Ao federar cerca de 65 Regiões europeias vitícolas de 15 países, a AREV é a porta-voz dos decisores políticos, mas também dos representantes profissionais dos seus membros e, nessa qualidade, é a porta-voz da grande maioria dos responsáveis da viticultura europeia.

Necessidade da reforma

A AREV apoia os esforços da Comissão que visam reformar o mercado vitivinícola da União Europeia e, devido à crescente mundialização, que visam adaptá-lo às exigências da concorrência à escala global. Tendo isso em consideração, é conveniente reforçar e desenvolver as particularidades da política vitivinícola europeia, como por exemplo a sua multifuncionalidade. Devido ao cunho perene da viticultura, a AREV pede, a instauração – através duma nova disponibilização do orçamento actual – de uma política ofensiva e coerente que assegure, aos produtores de vinho e a todos os intervenientes na fileira, um quadro jurídico que a proteja de forma duradoura. A AREV apoia os principais princípios que o Parlamento Europeu enunciou na sua tomada de posição sobre a reforma da organização comum do mercado.
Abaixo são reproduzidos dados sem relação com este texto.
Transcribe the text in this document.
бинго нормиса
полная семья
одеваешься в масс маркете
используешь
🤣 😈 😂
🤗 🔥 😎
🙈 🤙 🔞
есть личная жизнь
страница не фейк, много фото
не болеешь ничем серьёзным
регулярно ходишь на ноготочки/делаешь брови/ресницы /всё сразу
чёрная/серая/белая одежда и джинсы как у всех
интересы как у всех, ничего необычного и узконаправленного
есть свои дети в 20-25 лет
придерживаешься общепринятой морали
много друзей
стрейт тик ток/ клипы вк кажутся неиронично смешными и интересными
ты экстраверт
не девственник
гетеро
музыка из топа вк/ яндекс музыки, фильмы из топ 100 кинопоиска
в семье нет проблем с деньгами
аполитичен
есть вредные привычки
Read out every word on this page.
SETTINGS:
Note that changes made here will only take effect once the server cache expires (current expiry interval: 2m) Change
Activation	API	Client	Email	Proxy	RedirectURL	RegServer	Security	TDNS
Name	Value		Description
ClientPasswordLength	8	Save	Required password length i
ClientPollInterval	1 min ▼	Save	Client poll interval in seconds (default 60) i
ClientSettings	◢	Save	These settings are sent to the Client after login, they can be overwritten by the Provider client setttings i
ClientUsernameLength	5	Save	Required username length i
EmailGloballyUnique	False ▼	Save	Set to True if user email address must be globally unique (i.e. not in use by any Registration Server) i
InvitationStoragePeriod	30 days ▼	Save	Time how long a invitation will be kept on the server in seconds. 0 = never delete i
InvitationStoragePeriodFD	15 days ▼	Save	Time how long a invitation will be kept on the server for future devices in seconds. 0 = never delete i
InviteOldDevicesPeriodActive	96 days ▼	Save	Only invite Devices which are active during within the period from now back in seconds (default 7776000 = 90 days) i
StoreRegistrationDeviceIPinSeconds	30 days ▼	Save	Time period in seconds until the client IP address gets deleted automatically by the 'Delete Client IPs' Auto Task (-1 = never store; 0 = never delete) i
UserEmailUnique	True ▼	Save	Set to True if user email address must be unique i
Especificidade da viticultura na agricultura

A AREV sublinha que a viticultura e o mercado do vinho apresentam muitas particularidades que tornam necessária uma organização específica de mercado. Os instrumentos da PAC, nomeadamente a separação das ajudas, não estão adequados às exigências de um sector dinâmico e centrado no mercado. A AREV recusa, por conseguinte, que o mercado do vinho seja submetido a uma organização de mercado única para todas as produções agrícolas, bem como a transferência dos meios do primeiro para segundo pilar. É necessário igualmente sublinhar que em numerosas Regiões da Europa, a viticultura depende de uma organização profissional própria, autónoma da agricultura em geral, e por isso é necessário uma regulamentação específica.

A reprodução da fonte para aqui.